Functional characterization of prostaglandin F2α receptor in the spinal cord for tactile pain (allodynia)
Version of Record online: 4 FEB 2004
Journal of Neurochemistry
Volume 86, Issue 2, pages 374–382, July 2003
How to Cite
Muratani, T., Nishizawa, M., Matsumura, S., Mabuchi, T., Abe, K., Shimamoto, K., Minami, T. and Ito, S. (2003), Functional characterization of prostaglandin F2α receptor in the spinal cord for tactile pain (allodynia). Journal of Neurochemistry, 86: 374–382. doi: 10.1046/j.1471-4159.2003.01840.x
- Issue online: 4 FEB 2004
- Version of Record online: 4 FEB 2004
- Received January 16, 2003; revised manuscript received February 25, 2003; accepted April 3, 2003.

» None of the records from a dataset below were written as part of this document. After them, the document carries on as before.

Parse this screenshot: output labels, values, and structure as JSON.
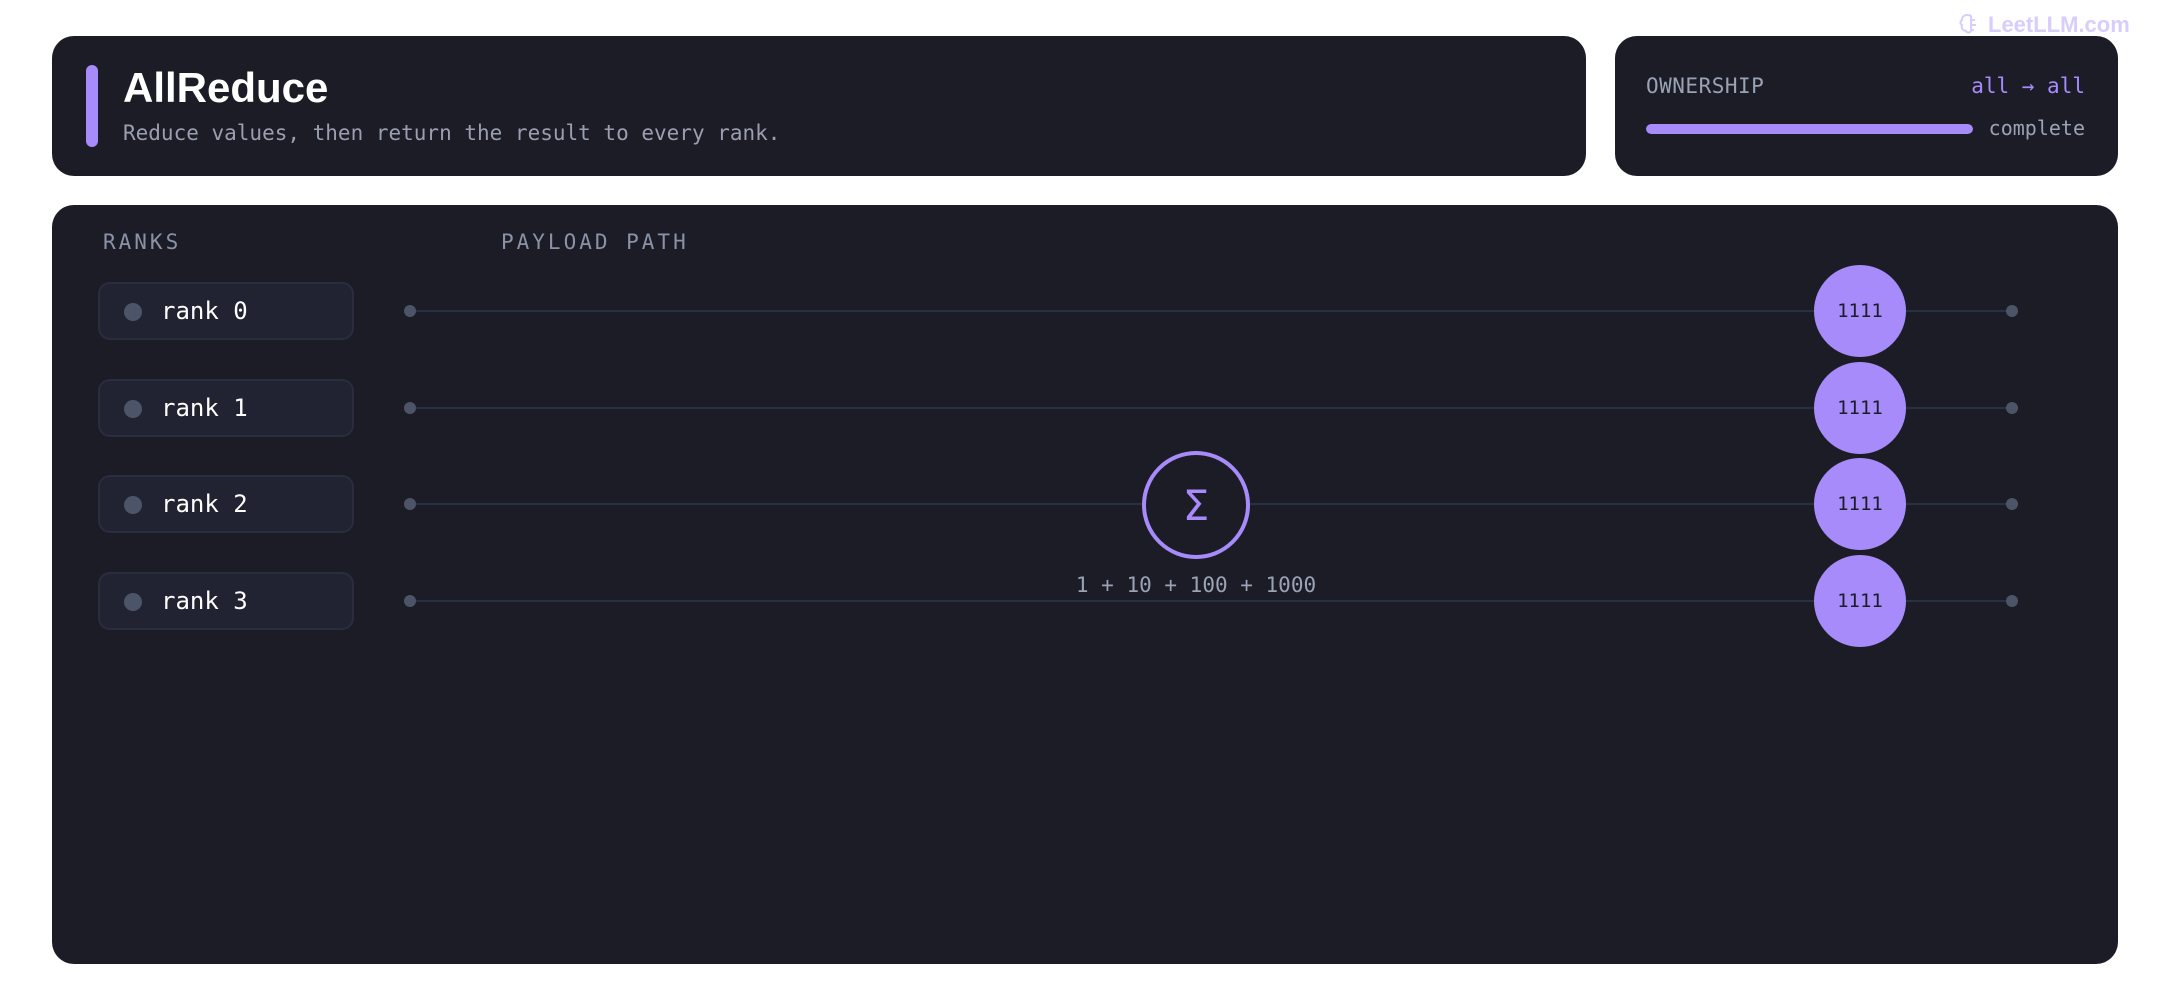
{
  "watermark": {
    "text": "LeetLLM.com",
    "icon": "brain-icon"
  },
  "header": {
    "title": "AllReduce",
    "subtitle": "Reduce values, then return the result to every rank.",
    "accent_color": "#a78bfa"
  },
  "ownership": {
    "label": "OWNERSHIP",
    "value": "all → all",
    "progress": 1.0,
    "status": "complete"
  },
  "diagram": {
    "ranks_label": "RANKS",
    "path_label": "PAYLOAD PATH",
    "ranks": [
      {
        "label": "rank 0",
        "result": "1111"
      },
      {
        "label": "rank 1",
        "result": "1111"
      },
      {
        "label": "rank 2",
        "result": "1111"
      },
      {
        "label": "rank 3",
        "result": "1111"
      }
    ],
    "reduce_symbol": "Σ",
    "reduce_expression": "1 + 10 + 100 + 1000"
  },
  "colors": {
    "background": "#1c1c27",
    "accent": "#a78bfa",
    "muted_text": "#9aa3b5",
    "lane": "#283042"
  }
}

- antisense oligonucleotide;
- mechanical allodynia;
- PGF2α receptor;
- spinal cord
Prostaglandin F2α (PGF2α) binds to its receptor (FP) to increase the intracellular-free calcium concentration ([Ca2+]i) by coupling of FP with Gq protein. Spinal intrathecal administration of PGF2α to mouse induces touch-evoked pain (mechanical allodynia), in which capsaicin-insensitive primary afferent Aβ-fibres and N-methyl-d-aspartate receptor ɛ4 subunit are involved. FP in the spinal cord, however, was not well characterized. Here, we showed constitutive expression of FP mRNA in mouse spinal cord, and functionally characterized spinal FP-expressing cells which were involved in PGF2α-induced mechanical allodynia. The method for repetitive administration of oligodeoxyribonucleotides through tubing to conscious mice was established for mechanical allodynia evaluation. We identified an antisense oligodeoxyribonucleotide targeting FP mRNA, causing both disappearance of PGF2α-induced mechanical allodynia and decrease of FP mRNA. With saline-administered mice, PGF2α rapidly increased [Ca2+]i of the cells in the deeper layer of the dorsal horn. In contrast, when the FP antisense oligodeoxyribonucleotide was repeatedly administered, the population of PGF2α-responsive cells in the slices reduced, and PGF2α-induced [Ca2+]i increase of these cells diminished. These data strongly suggested that, in the dorsal horn of the spinal cord, there are the FP-expressing cells which are involved in PGF2α-induced mechanical allodynia.